The result from the lossless compression is also not surprising. Suppose I have data in the form of integer coordinates for 2D functions (e.g. y=x). Suppose I have an encoding scheme that assumes horizontal lines, and therefore only records (x,y) coordinates when y is different from the previous coordinate. Under this scheme, to save a horizontal line "losslessly", I only need 1 coordinate. For a series of coordinates that define a horizontal line with 1 outlier coordinate with a different y, I need to save at most 3 coordinates to losslessly save the data. But to losslessly store the integer coordinates of the line y=x, I need to save every coordinate in the entire domain. Under other encoding schemes, y=x is trivial to encode losslessly.

Or imagine you have some image that consists only of circles, and an encoding scheme that is based on squares. It might take 10,000 squares to losslessly encode a circle at some resolution, while 100 squares gets you 99% of the way there, and close enough no one can tell the difference.

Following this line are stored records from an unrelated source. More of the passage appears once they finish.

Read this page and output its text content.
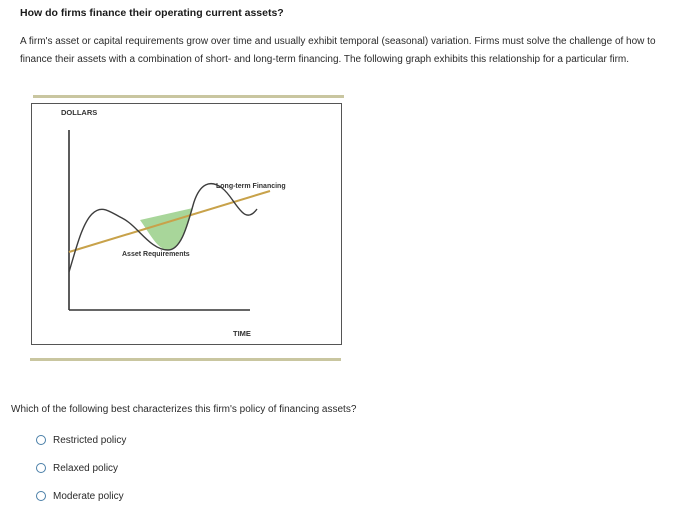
How do firms finance their operating current assets?
A firm's asset or capital requirements grow over time and usually exhibit temporal (seasonal) variation. Firms must solve the challenge of how to
finance their assets with a combination of short- and long-term financing. The following graph exhibits this relationship for a particular firm.
DOLLARS
Long-term Financing
Asset Requirements
TIME
Which of the following best characterizes this firm's policy of financing assets?
Restricted policy
Relaxed policy
Moderate policy
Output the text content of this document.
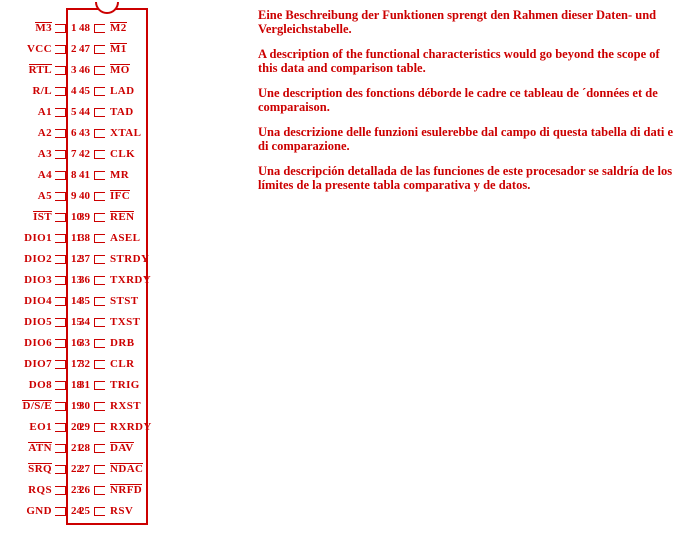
M3 1
VCC 2
RTL 3
R/L 4
A1 5
A2 6
A3 7
A4 8
A5 9
IST 10
DIO1 11
DIO2 12
DIO3 13
DIO4 14
DIO5 15
DIO6 16
DIO7 17
DO8 18
D/S/E 19
EO1 20
ATN 21
SRQ 22
RQS 23
GND 24
48 M2
47 M1
46 MO
45 LAD
44 TAD
43 XTAL
42 CLK
41 MR
40 IFC
39 REN
38 ASEL
37 STRDY
36 TXRDY
35 STST
34 TXST
33 DRB
32 CLR
31 TRIG
30 RXST
29 RXRDY
28 DAV
27 NDAC
26 NRFD
25 RSV
Eine Beschreibung der Funktionen sprengt den Rahmen dieser Daten- und Vergleichstabelle.
A description of the functional characteristics would go beyond the scope of this data and comparison table.
Une description des fonctions déborde le cadre ce tableau de ´données et de comparaison.
Una descrizione delle funzioni esulerebbe dal campo di questa tabella di dati e di comparazione.
Una descripción detallada de las funciones de este procesador se saldría de los límites de la presente tabla comparativa y de datos.
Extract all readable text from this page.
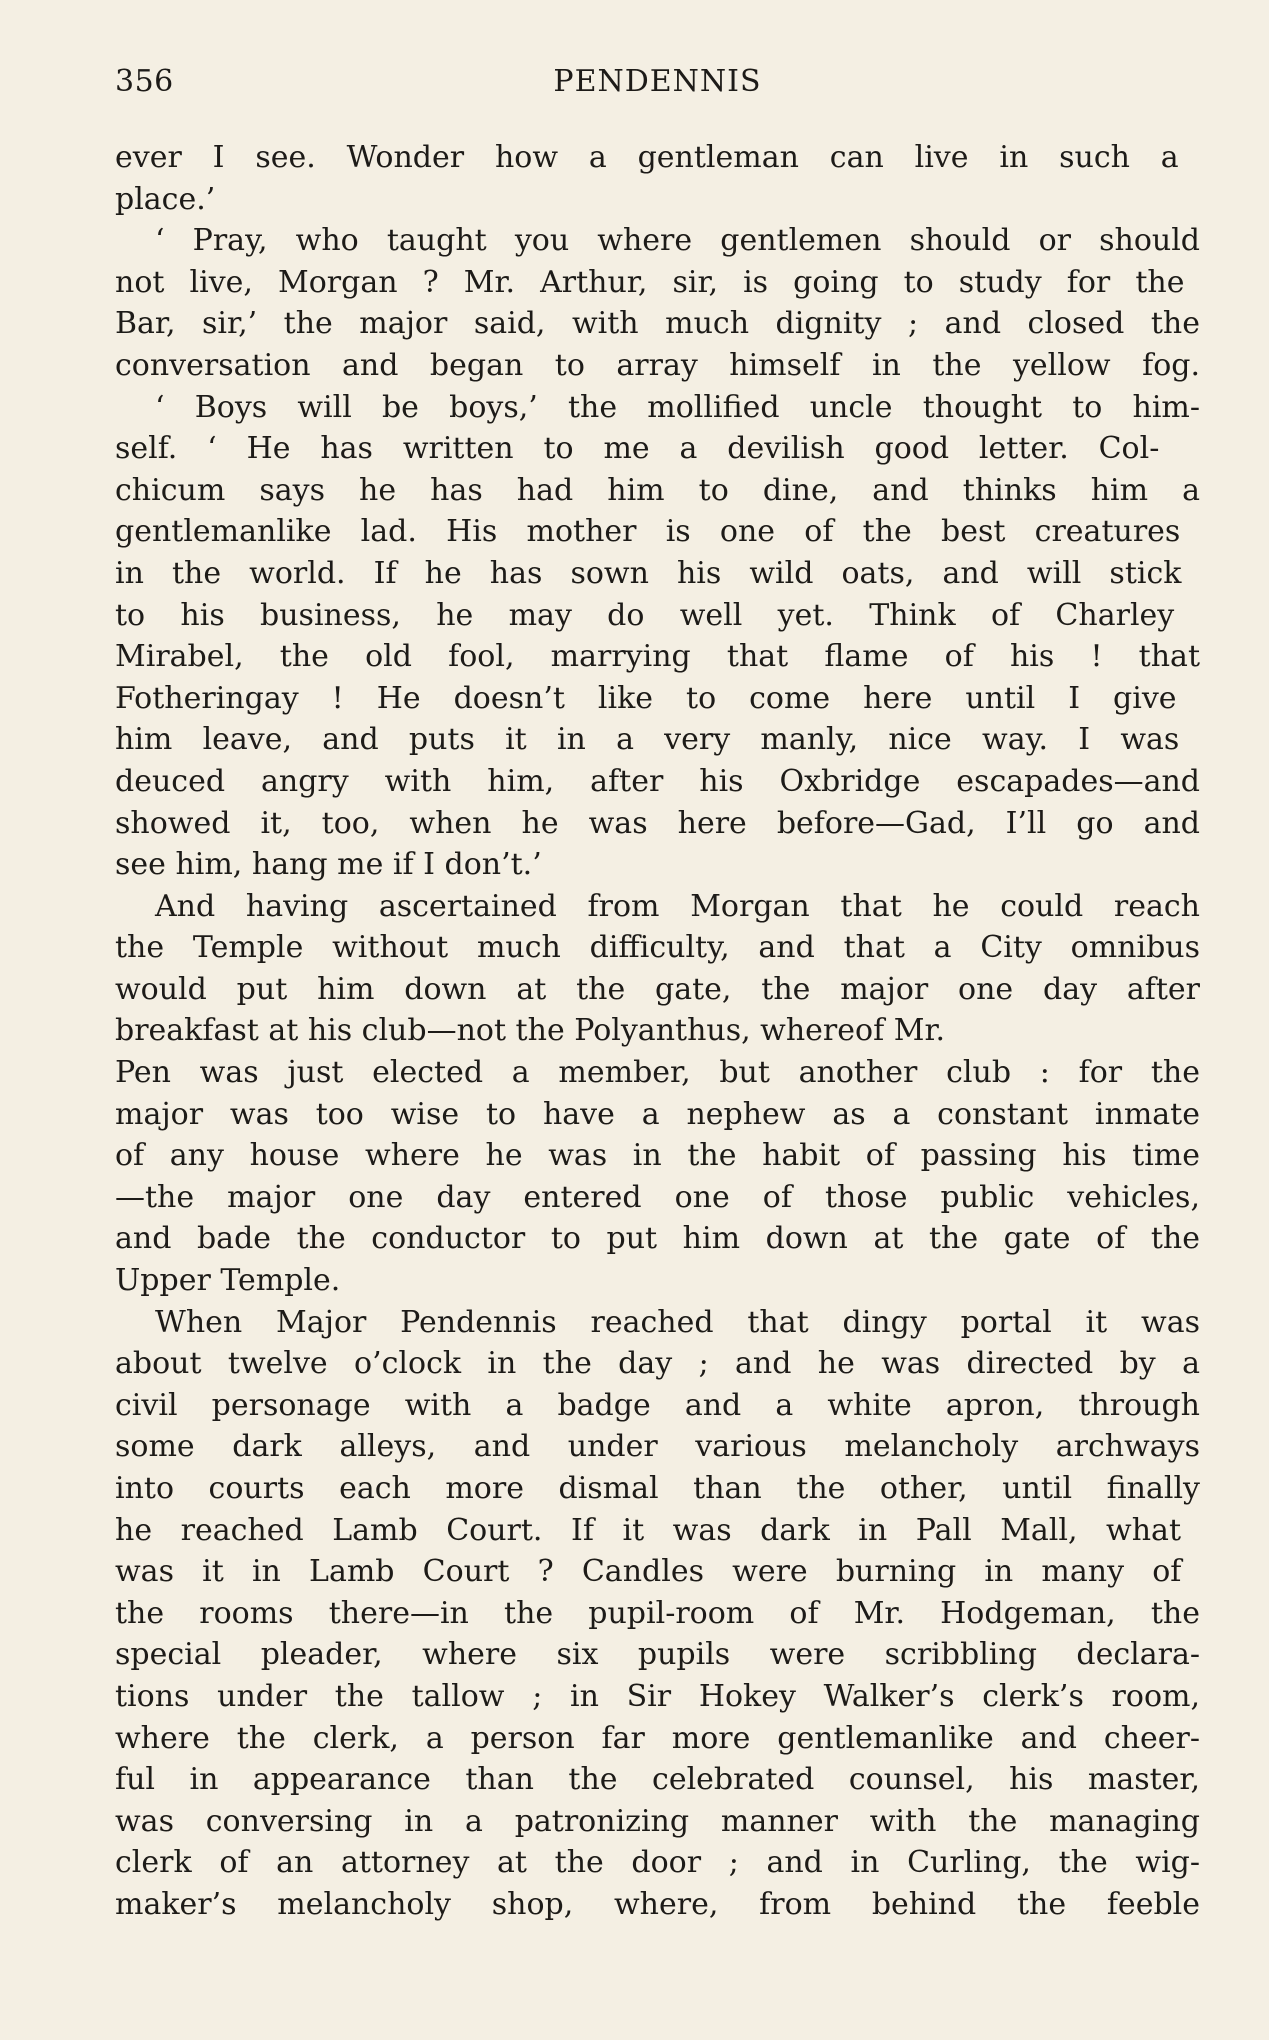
356	PENDENNIS
ever I see. Wonder how a gentleman can live in such a
place.’
‘ Pray, who taught you where gentlemen should or should
not live, Morgan ? Mr. Arthur, sir, is going to study for the
Bar, sir,’ the major said, with much dignity ; and closed the
conversation and began to array himself in the yellow fog.
‘ Boys will be boys,’ the mollified uncle thought to him-
self. ‘ He has written to me a devilish good letter. Col-
chicum says he has had him to dine, and thinks him a
gentlemanlike lad. His mother is one of the best creatures
in the world. If he has sown his wild oats, and will stick
to his business, he may do well yet. Think of Charley
Mirabel, the old fool, marrying that flame of his ! that
Fotheringay ! He doesn’t like to come here until I give
him leave, and puts it in a very manly, nice way. I was
deuced angry with him, after his Oxbridge escapades—and
showed it, too, when he was here before—Gad, I’ll go and
see him, hang me if I don’t.’
And having ascertained from Morgan that he could reach
the Temple without much difficulty, and that a City omnibus
would put him down at the gate, the major one day after
breakfast at his club—not the Polyanthus, whereof Mr.
Pen was just elected a member, but another club : for the
major was too wise to have a nephew as a constant inmate
of any house where he was in the habit of passing his time
—the major one day entered one of those public vehicles,
and bade the conductor to put him down at the gate of the
Upper Temple.
When Major Pendennis reached that dingy portal it was
about twelve o’clock in the day ; and he was directed by a
civil personage with a badge and a white apron, through
some dark alleys, and under various melancholy archways
into courts each more dismal than the other, until finally
he reached Lamb Court. If it was dark in Pall Mall, what
was it in Lamb Court ? Candles were burning in many of
the rooms there—in the pupil-room of Mr. Hodgeman, the
special pleader, where six pupils were scribbling declara-
tions under the tallow ; in Sir Hokey Walker’s clerk’s room,
where the clerk, a person far more gentlemanlike and cheer-
ful in appearance than the celebrated counsel, his master,
was conversing in a patronizing manner with the managing
clerk of an attorney at the door ; and in Curling, the wig-
maker’s melancholy shop, where, from behind the feeble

Lossless encoding will be much closer in size to saving a bitmap for each frame than a very high quality, lossy encoding. You lose even if you losslessly compress something already compressed in the same format. E.g., if you losslessly compress a x264 video using x264, instead of reconstructing the raw, uncompressed video, you must now perfectly reconstruct this x264 lossy version of that video, but without the benefit of referring to the original video! There's no guarantee you'll find the same compression and in most cases, you're practically guaranteed not to.